Marketers are calling in their concerns to their media agencies, but executives at those shops are quick to reassure them that their investment in the show will not be lost, despite the uphill battle facing the show's producers to continue without Ritter.
"The inventory that we purchased is under package guarantee, it's not an issue," said Donna Wolfe, director- broadcast negotiations, Interpublic Group of Cos.' McCann-Erickson Worldwide.
"Advertisers know that the ratings will be made good by the network," said Lyle Schwartz, senior VP-national broadcast research for WPP Group's Mediaedge:cia.
That ratings guarantee is why ABC is anxious to keep the series going. The Walt Disney Co. network was counting on the show to be a tent pole for its Tuesday night lineup of family comedies. According to Starcom Entertainment's prime-time analysis, which the Publicis Groupe media shop just released, "8 Simple Rules" gave ABC a huge boost in ratings in the highly coveted 18-to-49-year-old demographic, climbing from a 3.2 rating in 2001 to a 4.1 in 2002, a lift of 28% in the first season of the Ritter vehicle.
"8 Simple Rules" earned, on average, a respectable $151,240 per spot according to Advertising Age's survey of broadcast unit pricing. Last season, the show raked in $97.5 million in national TV ad dollars and $25.4 million in spot buys, according to TNS Media Intelligence/CMR.
The sitcom will still open the network's Tuesday lineup at 8 p.m. this week, airing the first of three episodes that were shot before Ritter died suddenly from an undiagnosed heart condition. After those episodes run, the show will go on a hiatus of two or three weeks while the writers retool the series to incorporate the death of Ritter, who played lead character Paul Hennessey.

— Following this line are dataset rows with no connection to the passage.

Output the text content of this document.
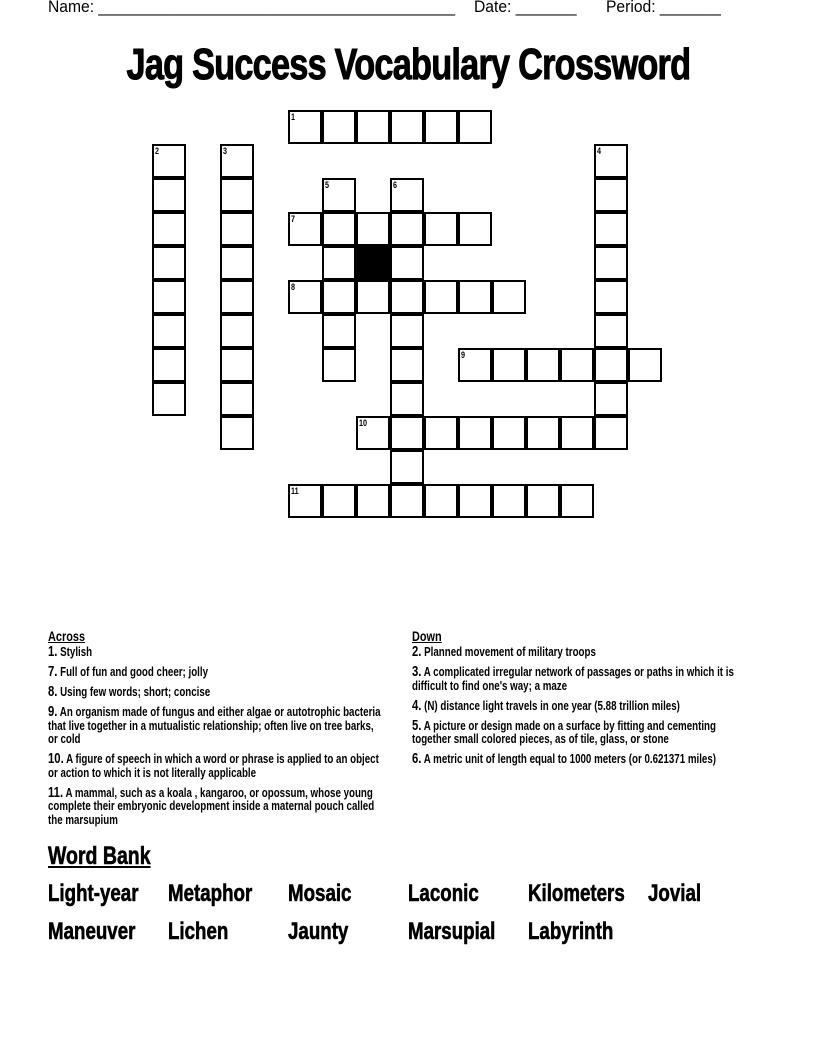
Name: _________________________________________ Date: _______ Period: _______
Jag Success Vocabulary Crossword
1
2	3	4
5	6
7
8
9
10
11
Across
1. Stylish
7. Full of fun and good cheer; jolly
8. Using few words; short; concise
9. An organism made of fungus and either algae or autotrophic bacteria that live together in a mutualistic relationship; often live on tree barks, or cold
10. A figure of speech in which a word or phrase is applied to an object or action to which it is not literally applicable
11. A mammal, such as a koala , kangaroo, or opossum, whose young complete their embryonic development inside a maternal pouch called the marsupium
Down
2. Planned movement of military troops
3. A complicated irregular network of passages or paths in which it is difficult to find one's way; a maze
4. (N) distance light travels in one year (5.88 trillion miles)
5. A picture or design made on a surface by fitting and cementing together small colored pieces, as of tile, glass, or stone
6. A metric unit of length equal to 1000 meters (or 0.621371 miles)
Word Bank
Light-year Metaphor Mosaic Laconic Kilometers Jovial
Maneuver Lichen Jaunty Marsupial Labyrinth
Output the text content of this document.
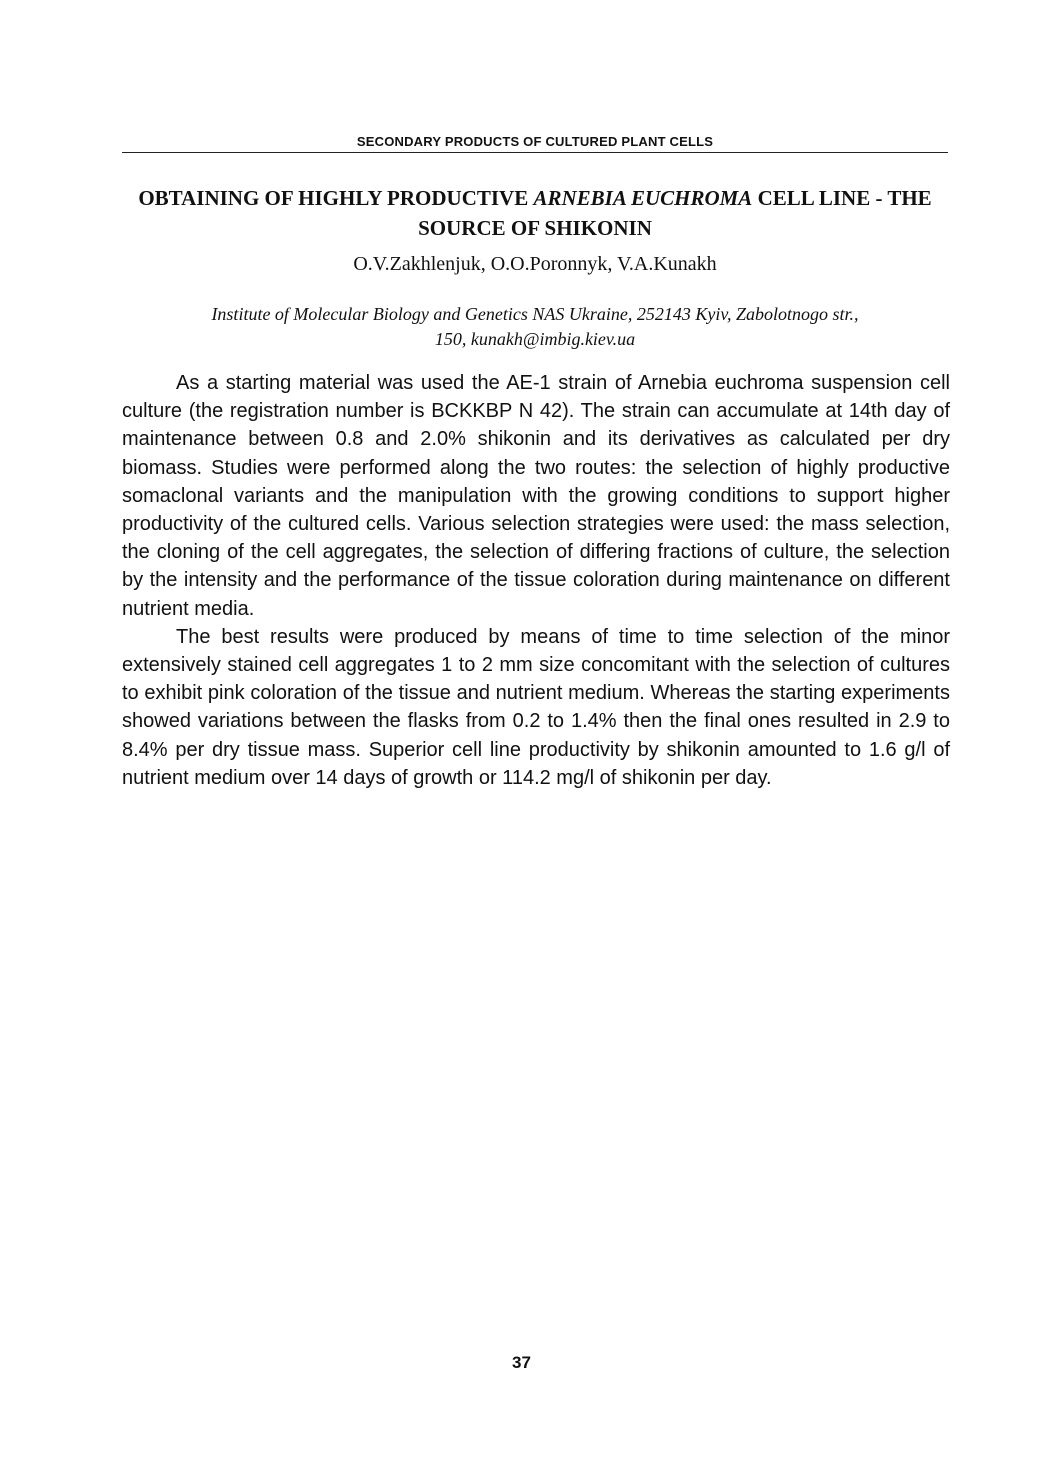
SECONDARY PRODUCTS OF CULTURED PLANT CELLS
OBTAINING OF HIGHLY PRODUCTIVE ARNEBIA EUCHROMA CELL LINE - THE SOURCE OF SHIKONIN
O.V.Zakhlenjuk, O.O.Poronnyk, V.A.Kunakh
Institute of Molecular Biology and Genetics NAS Ukraine, 252143 Kyiv, Zabolotnogo str.,
150, kunakh@imbig.kiev.ua

As a starting material was used the AE-1 strain of Arnebia euchroma suspension cell culture (the registration number is BCKKBP N 42). The strain can accumulate at 14th day of maintenance between 0.8 and 2.0% shikonin and its derivatives as calculated per dry biomass. Studies were performed along the two routes: the selection of highly productive somaclonal variants and the manipulation with the growing conditions to support higher productivity of the cultured cells. Various selection strategies were used: the mass selection, the cloning of the cell aggregates, the selection of differing fractions of culture, the selection by the intensity and the performance of the tissue coloration during maintenance on different nutrient media.

The best results were produced by means of time to time selection of the minor extensively stained cell aggregates 1 to 2 mm size concomitant with the selection of cultures to exhibit pink coloration of the tissue and nutrient medium. Whereas the starting experiments showed variations between the flasks from 0.2 to 1.4% then the final ones resulted in 2.9 to 8.4% per dry tissue mass. Superior cell line productivity by shikonin amounted to 1.6 g/l of nutrient medium over 14 days of growth or 114.2 mg/l of shikonin per day.

37
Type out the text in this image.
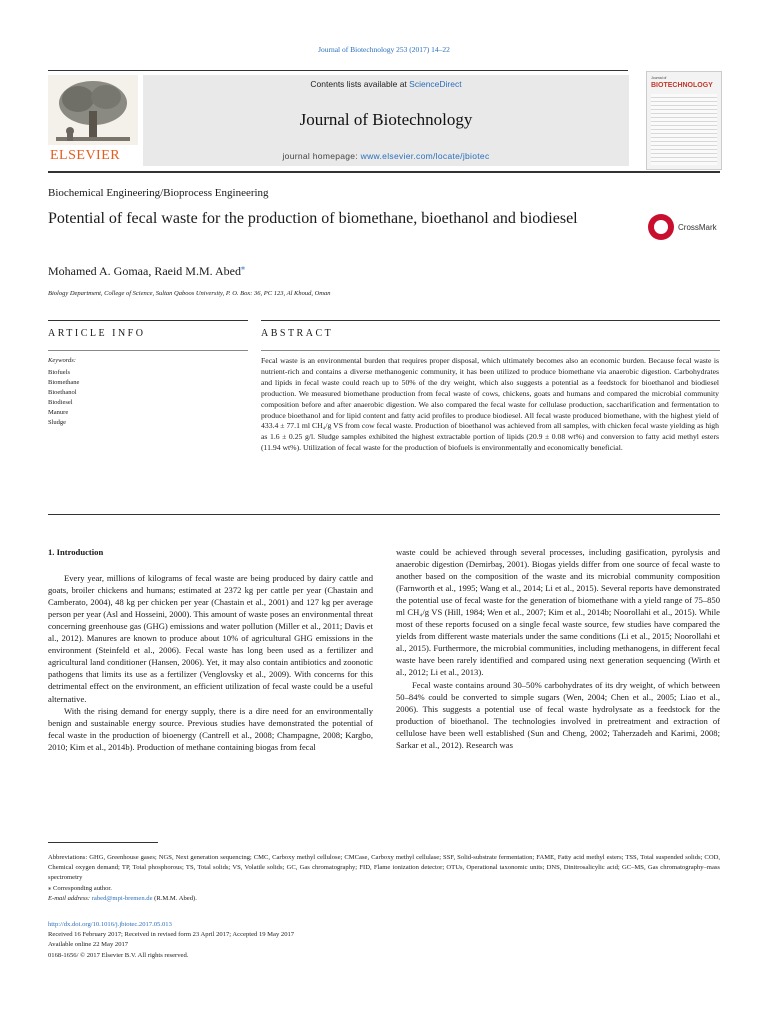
Journal of Biotechnology 253 (2017) 14–22
ELSEVIER
Contents lists available at ScienceDirect
Journal of Biotechnology
journal homepage: www.elsevier.com/locate/jbiotec
Journal of
BIOTECHNOLOGY
Biochemical Engineering/Bioprocess Engineering
Potential of fecal waste for the production of biomethane, bioethanol and biodiesel
CrossMark
Mohamed A. Gomaa, Raeid M.M. Abed⁎
Biology Department, College of Science, Sultan Qaboos University, P. O. Box: 36, PC 123, Al Khoud, Oman
ARTICLE INFO	ABSTRACT
Keywords:
Biofuels
Biomethane
Bioethanol
Biodiesel
Manure
Sludge

Fecal waste is an environmental burden that requires proper disposal, which ultimately becomes also an economic burden. Because fecal waste is nutrient-rich and contains a diverse methanogenic community, it has been utilized to produce biomethane via anaerobic digestion. Carbohydrates and lipids in fecal waste could reach up to 50% of the dry weight, which also suggests a potential as a feedstock for bioethanol and biodiesel production. We measured biomethane production from fecal waste of cows, chickens, goats and humans and compared the microbial community composition before and after anaerobic digestion. We also compared the fecal waste for cellulase production, saccharification and fermentation to produce bioethanol and for lipid content and fatty acid profiles to produce biodiesel. All fecal waste produced biomethane, with the highest yield of 433.4 ± 77.1 ml CH₄/g VS from cow fecal waste. Production of bioethanol was achieved from all samples, with chicken fecal waste yielding as high as 1.6 ± 0.25 g/l. Sludge samples exhibited the highest extractable portion of lipids (20.9 ± 0.08 wt%) and conversion to fatty acid methyl esters (11.94 wt%). Utilization of fecal waste for the production of biofuels is environmentally and economically beneficial.

1. Introduction

Every year, millions of kilograms of fecal waste are being produced by dairy cattle and goats, broiler chickens and humans; estimated at 2372 kg per cattle per year (Chastain and Camberato, 2004), 48 kg per chicken per year (Chastain et al., 2001) and 127 kg per average person per year (Asl and Hosseini, 2000). This amount of waste poses an environmental threat concerning greenhouse gas (GHG) emissions and water pollution (Miller et al., 2011; Davis et al., 2012). Manures are known to produce about 10% of agricultural GHG emissions in the environment (Steinfeld et al., 2006). Fecal waste has long been used as a fertilizer and agricultural land conditioner (Hansen, 2006). Yet, it may also contain antibiotics and zoonotic pathogens that limits its use as a fertilizer (Venglovsky et al., 2009). With concerns for this detrimental effect on the environment, an efficient utilization of fecal waste could be a useful alternative.

With the rising demand for energy supply, there is a dire need for an environmentally benign and sustainable energy source. Previous studies have demonstrated the potential of fecal waste in the production of bioenergy (Cantrell et al., 2008; Champagne, 2008; Kargbo, 2010; Kim et al., 2014b). Production of methane containing biogas from fecal

waste could be achieved through several processes, including gasification, pyrolysis and anaerobic digestion (Demirbaş, 2001). Biogas yields differ from one source of fecal waste to another based on the composition of the waste and its microbial community composition (Farnworth et al., 1995; Wang et al., 2014; Li et al., 2015). Several reports have demonstrated the potential use of fecal waste for the generation of biomethane with a yield range of 75–850 ml CH₄/g VS (Hill, 1984; Wen et al., 2007; Kim et al., 2014b; Noorollahi et al., 2015). While most of these reports focused on a single fecal waste source, few studies have compared the yields from different waste materials under the same conditions (Li et al., 2015; Noorollahi et al., 2015). Furthermore, the microbial communities, including methanogens, in different fecal waste have been rarely identified and compared using next generation sequencing (Wirth et al., 2012; Li et al., 2013).

Fecal waste contains around 30–50% carbohydrates of its dry weight, of which between 50–84% could be converted to simple sugars (Wen, 2004; Chen et al., 2005; Liao et al., 2006). This suggests a potential use of fecal waste hydrolysate as a feedstock for the production of bioethanol. The technologies involved in pretreatment and extraction of cellulose have been well established (Sun and Cheng, 2002; Taherzadeh and Karimi, 2008; Sarkar et al., 2012). Research was

Abbreviations: GHG, Greenhouse gases; NGS, Next generation sequencing; CMC, Carboxy methyl cellulose; CMCase, Carboxy methyl cellulase; SSF, Solid-substrate fermentation; FAME, Fatty acid methyl esters; TSS, Total suspended solids; COD, Chemical oxygen demand; TP, Total phosphorous; TS, Total solids; VS, Volatile solids; GC, Gas chromatography; FID, Flame ionization detector; OTUs, Operational taxonomic units; DNS, Dinitrosalicylic acid; GC–MS, Gas chromatography–mass spectrometry

⁎ Corresponding author.

E-mail address: rabed@mpi-bremen.de (R.M.M. Abed).

http://dx.doi.org/10.1016/j.jbiotec.2017.05.013

Received 16 February 2017; Received in revised form 23 April 2017; Accepted 19 May 2017

Available online 22 May 2017

0168-1656/ © 2017 Elsevier B.V. All rights reserved.
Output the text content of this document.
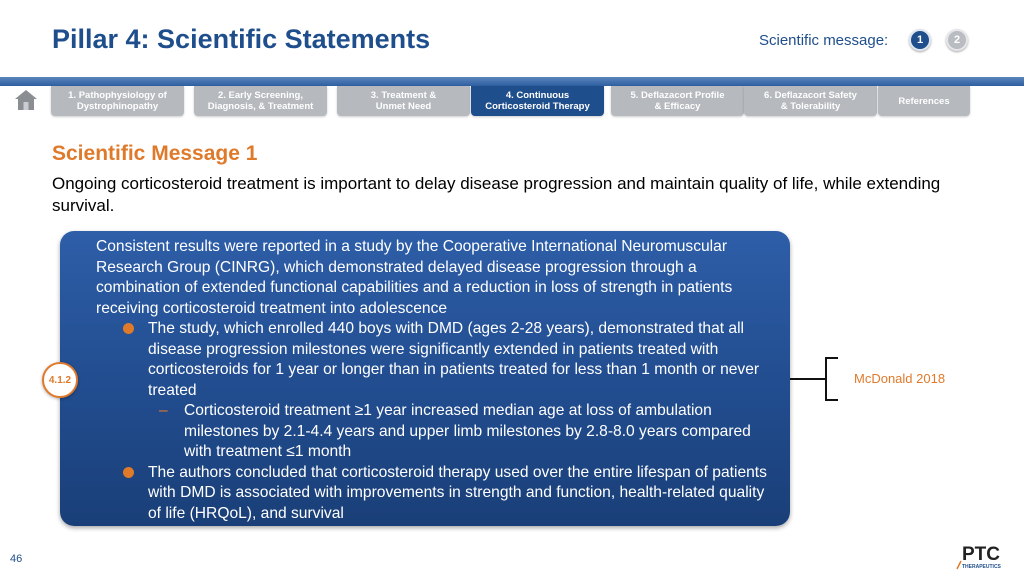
Pillar 4: Scientific Statements	Scientific message:	1	2
1. Pathophysiology of
Dystrophinopathy
2. Early Screening,
Diagnosis, & Treatment
3. Treatment &
Unmet Need
4. Continuous
Corticosteroid Therapy
5. Deflazacort Profile
& Efficacy
6. Deflazacort Safety
& Tolerability	References
Scientific Message 1
Ongoing corticosteroid treatment is important to delay disease progression and maintain quality of life, while extending survival.
Consistent results were reported in a study by the Cooperative International Neuromuscular Research Group (CINRG), which demonstrated delayed disease progression through a combination of extended functional capabilities and a reduction in loss of strength in patients receiving corticosteroid treatment into adolescence
The study, which enrolled 440 boys with DMD (ages 2-28 years), demonstrated that all disease progression milestones were significantly extended in patients treated with corticosteroids for 1 year or longer than in patients treated for less than 1 month or never treated
– Corticosteroid treatment ≥1 year increased median age at loss of ambulation milestones by 2.1-4.4 years and upper limb milestones by 2.8-8.0 years compared with treatment ≤1 month
The authors concluded that corticosteroid therapy used over the entire lifespan of patients with DMD is associated with improvements in strength and function, health-related quality of life (HRQoL), and survival
4.1.2	McDonald 2018
46	PTC
THERAPEUTICS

The show plans to return to its slot with current cast members in more prominent roles, including actress Katey Sagal as Cate Hennessy, Kaley Cuoco as Bridget Hennessy, Amy Davidson as Kerry Hennessy and Martin Spanjers as Rory Hennessy. Ritter's character will not be replaced.
"It will be more dramatic and more emotional than a typical sitcom," said Lloyd Braun, chairman of ABC Entertainment in a phone conference call to the press last week. "It is uncharted territory. What we are doing is what we believe is the best thing for the show, and for everyone involved in the network and studio."
Susan Lyne, president-ABC Entertainment, and Stephen McPherson, president-Touchstone Television, joined Braun on the call. "It's a challenge clearly and we have a responsibility to deal with it right," said Lyne.
McPherson said it will still be the same show. "It will be a transition from the start with the three episodes, and then we will be following it up with episodes exploring how the family deals with a death in the family."
There is a suspicion among media buyers, however, that after the changes are made, the show will no longer be a comedy.
"This was a lighthearted comedy that is now forced to deal with a very serious subject," Schwartz said. "They have to deal with it carefully and with sensitivity."
"This is one of their building-block comedy programs," said Harry Keeshan, exec VP-director of national broadcast at Omnicom Group's PHD. "So you wonder ... about the time period it's in and the night it's on, because that is clearly a comedy block."
Media buyers point out that the show was based on a best-seller of the same name by W. Bruce Cameron, and the book was written from the perspective of a father.
"It's hard for that story line to continue without a father," Schwartz observed.
As to who will become the center of the show, "Katey will take on a bigger role," Braun said. But he stresses that the ensemble cast is really the star of the show.
Asked if he could cite a show that lost its star and continued successfully, Braun said bluntly, "No."